Myasia’s biggest challenges with remote learning?
“Internet issues. And sometimes having to ask a teacher for help videos in order to understand a subject. And virtual exams,” she said.
How, then, was she able to improve her grades?
“Honestly, I have to say I was afraid of losing my PEAK scholarship, because I love it here. But also, because of COVID and being at home, I didn’t have as many distractions,” she said.
“I focused in on schoolwork. I’ve basically been on my toes since the start of junior year.”
As the May 25 anniversary of Floyd’s death nears, Myasia’s and the voices of fellow PEAK Scholars speak poignantly to a city and nation potentially bracing for renewed protests.
“These are current photos of stores in my neighborhood that are trying to recover. I think that each store should be able to have a good business,” Maishawn Washington, of Austin, wrote. “How are they supposed to run it well if people break in and burn them down?”
Yareli Santoyo, of Cicero, wrote: “We don’t need a tragic event to happen to create change. We already know racism exists. We can make an effort to make change little by little every day to create a progressive transformation.”
It’s the change that many corporations and institutions promised, in the national reckoning with racism following Floyd’s death. And nonprofits like PEAK invited them to walk the walk.

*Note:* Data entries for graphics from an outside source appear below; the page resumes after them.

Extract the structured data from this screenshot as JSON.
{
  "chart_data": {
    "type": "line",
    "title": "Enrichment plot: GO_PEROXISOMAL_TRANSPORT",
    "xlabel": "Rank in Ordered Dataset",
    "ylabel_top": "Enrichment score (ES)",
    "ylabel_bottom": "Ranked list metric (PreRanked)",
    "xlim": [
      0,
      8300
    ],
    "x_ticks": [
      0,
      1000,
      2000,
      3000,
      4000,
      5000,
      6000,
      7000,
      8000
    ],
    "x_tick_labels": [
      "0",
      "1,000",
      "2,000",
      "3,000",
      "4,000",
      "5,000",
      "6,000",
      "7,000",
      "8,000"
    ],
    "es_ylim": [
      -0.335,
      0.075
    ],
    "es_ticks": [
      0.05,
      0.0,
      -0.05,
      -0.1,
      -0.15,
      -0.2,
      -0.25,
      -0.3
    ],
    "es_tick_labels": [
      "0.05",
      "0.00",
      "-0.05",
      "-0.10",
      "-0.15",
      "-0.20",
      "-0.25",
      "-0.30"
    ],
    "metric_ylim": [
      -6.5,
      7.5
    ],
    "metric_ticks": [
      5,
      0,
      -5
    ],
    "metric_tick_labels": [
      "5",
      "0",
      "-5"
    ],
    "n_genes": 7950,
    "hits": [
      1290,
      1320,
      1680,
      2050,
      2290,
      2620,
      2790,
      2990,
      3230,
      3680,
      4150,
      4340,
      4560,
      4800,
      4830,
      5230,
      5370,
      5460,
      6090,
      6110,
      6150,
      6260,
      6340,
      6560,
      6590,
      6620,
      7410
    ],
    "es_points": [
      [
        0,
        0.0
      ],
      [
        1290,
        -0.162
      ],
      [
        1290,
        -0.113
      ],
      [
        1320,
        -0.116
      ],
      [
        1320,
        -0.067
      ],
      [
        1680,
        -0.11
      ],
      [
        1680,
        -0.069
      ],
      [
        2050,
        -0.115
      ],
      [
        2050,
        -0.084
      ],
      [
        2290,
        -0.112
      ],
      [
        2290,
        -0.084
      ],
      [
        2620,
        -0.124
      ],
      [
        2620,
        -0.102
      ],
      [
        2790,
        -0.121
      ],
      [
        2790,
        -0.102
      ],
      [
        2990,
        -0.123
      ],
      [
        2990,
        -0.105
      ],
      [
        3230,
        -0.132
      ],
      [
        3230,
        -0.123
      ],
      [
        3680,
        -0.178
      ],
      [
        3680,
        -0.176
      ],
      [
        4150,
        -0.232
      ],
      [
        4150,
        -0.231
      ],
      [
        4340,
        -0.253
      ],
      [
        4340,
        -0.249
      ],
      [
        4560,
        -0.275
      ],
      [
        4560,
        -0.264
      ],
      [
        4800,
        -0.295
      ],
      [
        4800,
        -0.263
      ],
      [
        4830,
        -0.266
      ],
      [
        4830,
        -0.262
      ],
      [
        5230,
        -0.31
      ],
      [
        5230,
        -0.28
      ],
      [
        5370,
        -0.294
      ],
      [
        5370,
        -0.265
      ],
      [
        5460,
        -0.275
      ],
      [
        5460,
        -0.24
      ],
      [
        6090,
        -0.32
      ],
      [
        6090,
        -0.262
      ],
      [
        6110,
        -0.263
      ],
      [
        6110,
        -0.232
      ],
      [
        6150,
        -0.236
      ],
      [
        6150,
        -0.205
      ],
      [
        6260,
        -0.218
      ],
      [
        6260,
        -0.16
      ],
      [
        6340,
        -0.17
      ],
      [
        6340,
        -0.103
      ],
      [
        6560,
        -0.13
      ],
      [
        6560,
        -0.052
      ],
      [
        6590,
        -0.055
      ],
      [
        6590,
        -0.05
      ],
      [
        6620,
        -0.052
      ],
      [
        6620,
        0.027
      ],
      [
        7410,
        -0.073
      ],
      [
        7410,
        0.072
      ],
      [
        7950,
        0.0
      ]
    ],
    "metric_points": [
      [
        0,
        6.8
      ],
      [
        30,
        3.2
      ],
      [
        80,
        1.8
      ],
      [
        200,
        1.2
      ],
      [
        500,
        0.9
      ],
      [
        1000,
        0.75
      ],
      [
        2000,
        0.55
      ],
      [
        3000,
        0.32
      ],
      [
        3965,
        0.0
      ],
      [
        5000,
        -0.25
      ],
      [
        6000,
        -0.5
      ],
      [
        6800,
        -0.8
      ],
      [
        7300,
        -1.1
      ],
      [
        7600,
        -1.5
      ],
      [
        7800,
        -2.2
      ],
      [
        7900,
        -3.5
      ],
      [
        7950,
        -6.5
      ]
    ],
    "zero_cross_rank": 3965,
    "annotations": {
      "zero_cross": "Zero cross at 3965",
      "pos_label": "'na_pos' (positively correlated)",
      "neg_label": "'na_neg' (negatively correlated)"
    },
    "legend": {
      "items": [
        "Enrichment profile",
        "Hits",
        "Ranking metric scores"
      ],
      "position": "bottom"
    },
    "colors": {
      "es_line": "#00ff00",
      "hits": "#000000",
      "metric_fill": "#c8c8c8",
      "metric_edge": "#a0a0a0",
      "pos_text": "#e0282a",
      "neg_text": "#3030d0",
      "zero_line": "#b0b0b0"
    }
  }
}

“All year long, we’ve approached corporations about underwriting scholarships as a way to move the needle immediately on educational equity, paramount to racial equity,” Rush said.
Knowles Corp., which stepped up to sponsor a student, said education is a logical starting point.
“Over the last year, we thought deep and hard about how we could address inequities,” said its senior director of human resources, Smita Sah. “In PEAK, we found a great partner for following up on our commitment to address inequities in education.”
“If we could get 10 more corporations to step up, we could take a huge freshman class,” said Rush, as she stamped postcards for “Coffee With PEAK,” an April 22 virtual fundraiser.
But this is really about Myasia, your average teen, navigating COVID, racial unrest and remote learning. And she offers these words to peers, a poem she wrote this school year:
“Step on stage, the crowd is waiting for you ... The big judge is there waiting to give you the thumbs down or thumbs up ... Some in the crowd may dislike your talent. But it wouldn’t matter as long as you like it ... Give it your best effort and if you slip up, keep on going. Until the curtains come down, just keep on performing.”